The National Football League agreed to a $765 million settlement on Aug. 29 with former players who have injuries and other health problems that came as a result of playing football. They sued the NFL for concealing the medical risks of playing with concussions and other injuries.

This settlement has created debates about whether or not the NFL could afford to compensate the former players more money and has continued the discussion about player safety in football.

The NCAA and the DSU Athletic Department have strict procedures in place to help prevent serious injury to student athletes.

Kelby Hofheins, DSU head athletic trainer, said tests are conducted before the season starts in order to establish the normal cognitive function of each athlete.
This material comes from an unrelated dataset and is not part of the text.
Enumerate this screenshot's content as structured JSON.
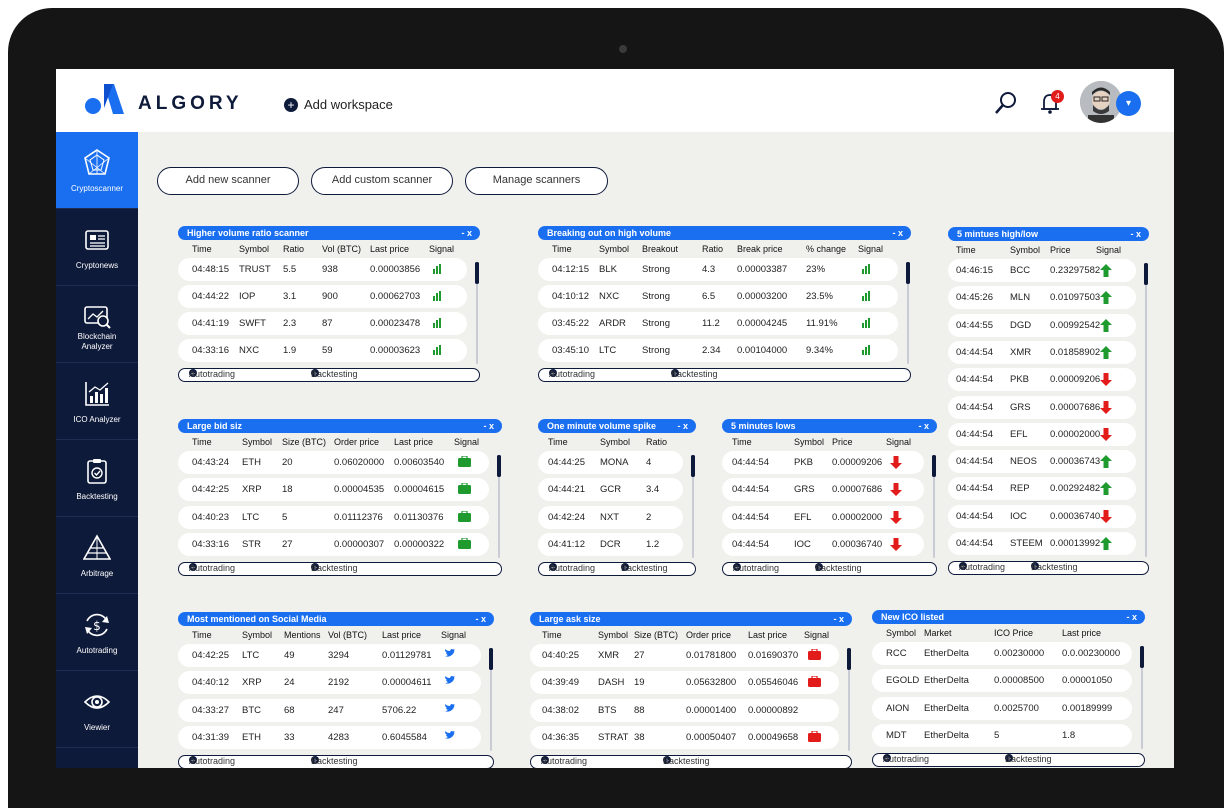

This test helps determine whether further medical attention is needed during the season.

Hofheins explained the training staff’s procedure when a concussion is suspected during practice or a game.

“If a concussion is suspected, we pull the [player], and we do a couple of different tests,” Hofheins said. “If it is determined that a concussion has been sustained, then they’re completely done for the day.” 
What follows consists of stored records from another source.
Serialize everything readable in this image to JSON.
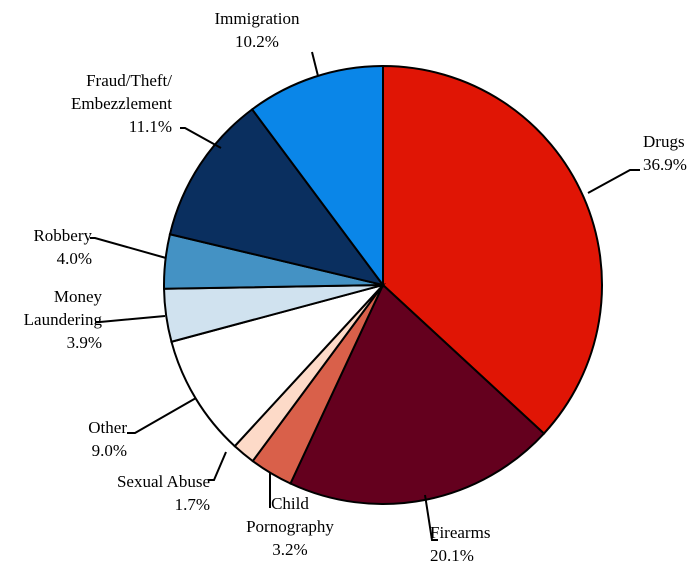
{
  "chart_data": {
    "type": "pie",
    "title": "",
    "slices": [
      {
        "name": "Drugs",
        "label_lines": [
          "Drugs"
        ],
        "value": 36.9,
        "pct_label": "36.9%",
        "color": "#E01505"
      },
      {
        "name": "Firearms",
        "label_lines": [
          "Firearms"
        ],
        "value": 20.1,
        "pct_label": "20.1%",
        "color": "#64001E"
      },
      {
        "name": "Child Pornography",
        "label_lines": [
          "Child",
          "Pornography"
        ],
        "value": 3.2,
        "pct_label": "3.2%",
        "color": "#D9604A"
      },
      {
        "name": "Sexual Abuse",
        "label_lines": [
          "Sexual Abuse"
        ],
        "value": 1.7,
        "pct_label": "1.7%",
        "color": "#FDDAC8"
      },
      {
        "name": "Other",
        "label_lines": [
          "Other"
        ],
        "value": 9.0,
        "pct_label": "9.0%",
        "color": "#FFFFFF"
      },
      {
        "name": "Money Laundering",
        "label_lines": [
          "Money",
          "Laundering"
        ],
        "value": 3.9,
        "pct_label": "3.9%",
        "color": "#D0E2EF"
      },
      {
        "name": "Robbery",
        "label_lines": [
          "Robbery"
        ],
        "value": 4.0,
        "pct_label": "4.0%",
        "color": "#4492C4"
      },
      {
        "name": "Fraud/Theft/Embezzlement",
        "label_lines": [
          "Fraud/Theft/",
          "Embezzlement"
        ],
        "value": 11.1,
        "pct_label": "11.1%",
        "color": "#0A2F5F"
      },
      {
        "name": "Immigration",
        "label_lines": [
          "Immigration"
        ],
        "value": 10.2,
        "pct_label": "10.2%",
        "color": "#0A86E8"
      }
    ]
  }
}
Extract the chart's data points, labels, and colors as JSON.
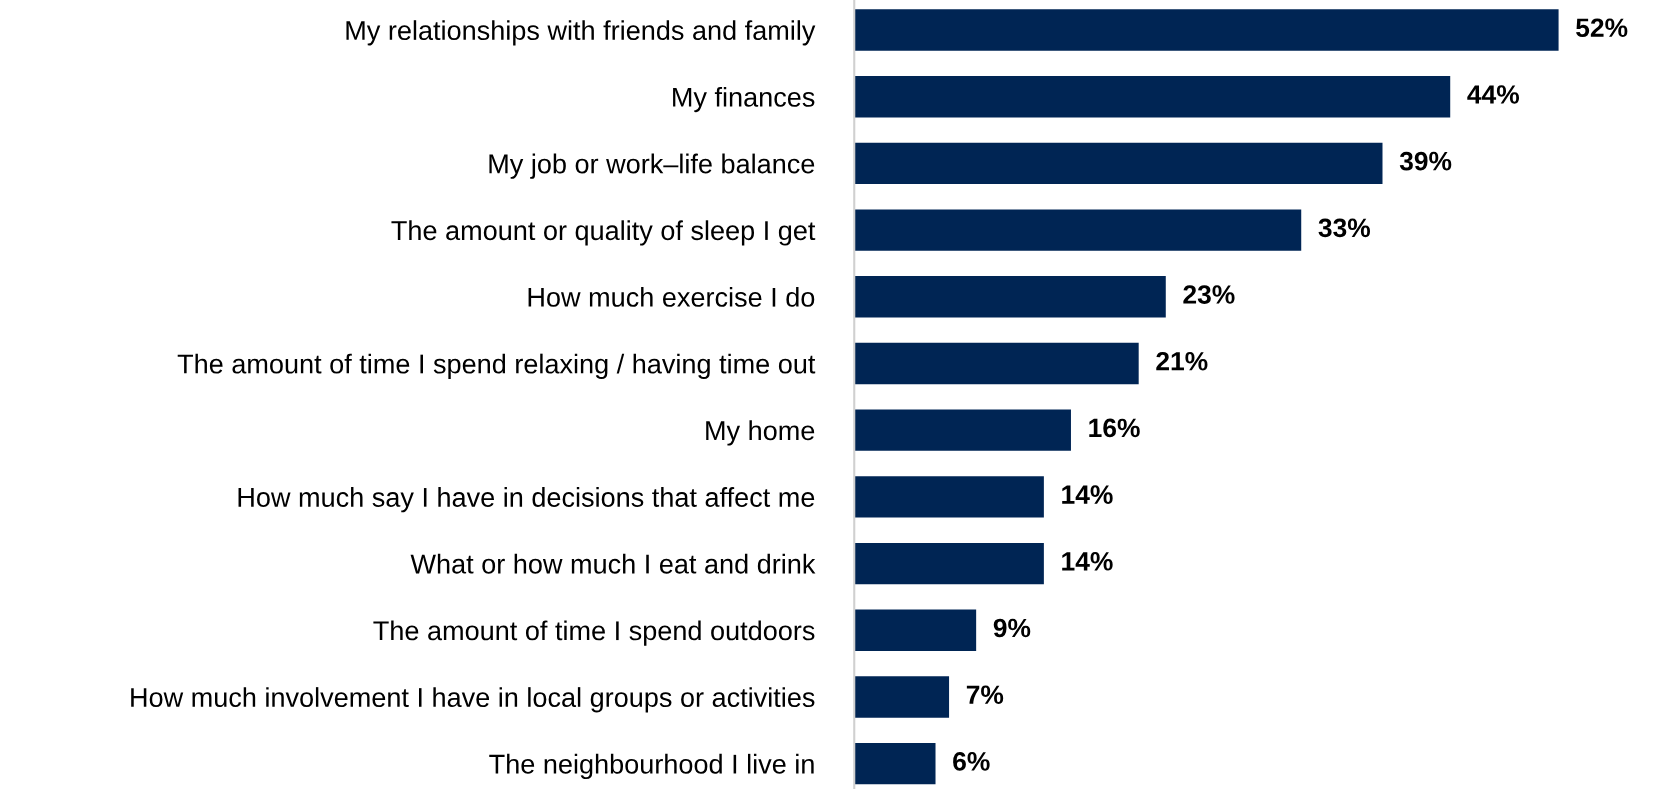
{
  "chart_data": {
    "type": "bar",
    "orientation": "horizontal",
    "categories": [
      "My relationships with friends and family",
      "My finances",
      "My job or work–life balance",
      "The amount or quality of sleep I get",
      "How much exercise I do",
      "The amount of time I spend relaxing / having time out",
      "My home",
      "How much say I have in decisions that affect me",
      "What or how much I eat and drink",
      "The amount of time I spend outdoors",
      "How much involvement I have in local groups or activities",
      "The neighbourhood I live in"
    ],
    "values": [
      52,
      44,
      39,
      33,
      23,
      21,
      16,
      14,
      14,
      9,
      7,
      6
    ],
    "value_labels": [
      "52%",
      "44%",
      "39%",
      "33%",
      "23%",
      "21%",
      "16%",
      "14%",
      "14%",
      "9%",
      "7%",
      "6%"
    ],
    "color": "#002554",
    "grid": false,
    "legend": false,
    "tick_labels": "y"
  }
}
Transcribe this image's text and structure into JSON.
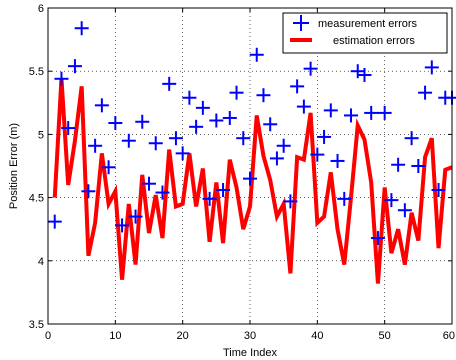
{
  "chart_data": {
    "type": "line",
    "xlabel": "Time Index",
    "ylabel": "Position Error (m)",
    "xlim": [
      0,
      60
    ],
    "ylim": [
      3.5,
      6
    ],
    "x_ticks": [
      "0",
      "10",
      "20",
      "30",
      "40",
      "50",
      "60"
    ],
    "y_ticks": [
      "3.5",
      "4",
      "4.5",
      "5",
      "5.5",
      "6"
    ],
    "grid": true,
    "legend_position": "top-right",
    "series": [
      {
        "name": "measurement errors",
        "style": "markers",
        "marker": "plus",
        "color": "#0000ff",
        "x": [
          1,
          2,
          3,
          4,
          5,
          6,
          7,
          8,
          9,
          10,
          11,
          12,
          13,
          14,
          15,
          16,
          17,
          18,
          19,
          20,
          21,
          22,
          23,
          24,
          25,
          26,
          27,
          28,
          29,
          30,
          31,
          32,
          33,
          34,
          35,
          36,
          37,
          38,
          39,
          40,
          41,
          42,
          43,
          44,
          45,
          46,
          47,
          48,
          49,
          50,
          51,
          52,
          53,
          54,
          55,
          56,
          57,
          58,
          59,
          60
        ],
        "y": [
          4.31,
          5.44,
          5.05,
          5.54,
          5.84,
          4.55,
          4.91,
          5.23,
          4.74,
          5.09,
          4.28,
          4.95,
          4.35,
          5.1,
          4.61,
          4.93,
          4.54,
          5.4,
          4.97,
          4.85,
          5.29,
          5.06,
          5.21,
          4.49,
          5.11,
          4.56,
          5.13,
          5.33,
          4.97,
          4.65,
          5.63,
          5.31,
          5.08,
          4.81,
          4.91,
          4.47,
          5.38,
          5.22,
          5.52,
          4.84,
          4.98,
          5.19,
          4.79,
          4.49,
          5.15,
          5.5,
          5.47,
          5.17,
          4.18,
          5.17,
          4.48,
          4.76,
          4.4,
          4.97,
          4.75,
          5.33,
          5.53,
          4.56,
          5.29,
          5.29
        ]
      },
      {
        "name": "estimation errors",
        "style": "line",
        "color": "#ff0000",
        "x": [
          1,
          2,
          3,
          4,
          5,
          6,
          7,
          8,
          9,
          10,
          11,
          12,
          13,
          14,
          15,
          16,
          17,
          18,
          19,
          20,
          21,
          22,
          23,
          24,
          25,
          26,
          27,
          28,
          29,
          30,
          31,
          32,
          33,
          34,
          35,
          36,
          37,
          38,
          39,
          40,
          41,
          42,
          43,
          44,
          45,
          46,
          47,
          48,
          49,
          50,
          51,
          52,
          53,
          54,
          55,
          56,
          57,
          58,
          59,
          60
        ],
        "y": [
          4.5,
          5.44,
          4.6,
          4.95,
          5.38,
          4.04,
          4.3,
          4.85,
          4.45,
          4.55,
          3.85,
          4.45,
          3.97,
          4.68,
          4.22,
          4.52,
          4.18,
          4.88,
          4.43,
          4.45,
          4.85,
          4.43,
          4.73,
          4.15,
          4.62,
          4.14,
          4.8,
          4.58,
          4.25,
          4.43,
          5.15,
          4.83,
          4.64,
          4.35,
          4.45,
          3.9,
          4.82,
          4.8,
          5.17,
          4.3,
          4.35,
          4.7,
          4.25,
          3.97,
          4.5,
          5.07,
          4.96,
          4.62,
          3.82,
          4.58,
          4.06,
          4.25,
          3.97,
          4.38,
          4.16,
          4.82,
          4.97,
          4.1,
          4.72,
          4.74
        ]
      }
    ]
  }
}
Hofheins said Dixie State has a Return to Play protocol when a concussion is sustained. This protocol eases the athlete back onto the field. The process starts with the player riding an exercise bike for a few minutes on the first day and returning to full-contact practice by day six.

All Dixie State University athletes receive plenty of concussion education to help prevent injuries. Offensive lineman Jacob Hardcastle, a junior communication major from Heber, learned how to stay hydrated and not be afraid to exit games or practice when an injury has occurred. 

“The first two days of fall camp [are] all about rules, regulations and concussion information,” Hardcastle said. 

Hardcastle said at the beginning of each season, players are required to sign multiple documents, including waiver forms.

Hardcastle also praised the training staff for learning how to deal with concussions.

“Any time you have any symptoms of a concussion, the training staff really takes care of you and makes sure everything is good,” he said.

A concussion is a injury to the brain that often damages cognitive abilities and is caused by hard hit to the head. Symptoms may include, but are not limited to, nausia, vomiting, headaches and blurry vision. People who have had one concussion are more susceptible to another.

Both Hofheins and Hardcastle agree that although the former NFL players were compensated with millions of dollars, player safety is worth much more than money when playing any sport.

“I don’t know that you can put a price on someone’s life,” Hofheins said.

Hardcastle said players whose lives have been changed for the worse due to injuries sustained while playing football should receive some financial assistance.

“I think players that need help deserve some,” Hardcastle said.

The settlement between the NFL and retired players pointed out an obvious truth to Hardcastle about the popular sport.

“When you play the game, you know there’s a risk,” Hardcastle said. “You risk your life playing the game.”

Hofheins agreed.

“People know that football is dangerous and you can sustain concussions,” Hofheins said.

Despite the risks, Hardcastle said taking the risk is worth it to play the game that he loves.

“Absolutely,” he said. “[That’s] not even a question.”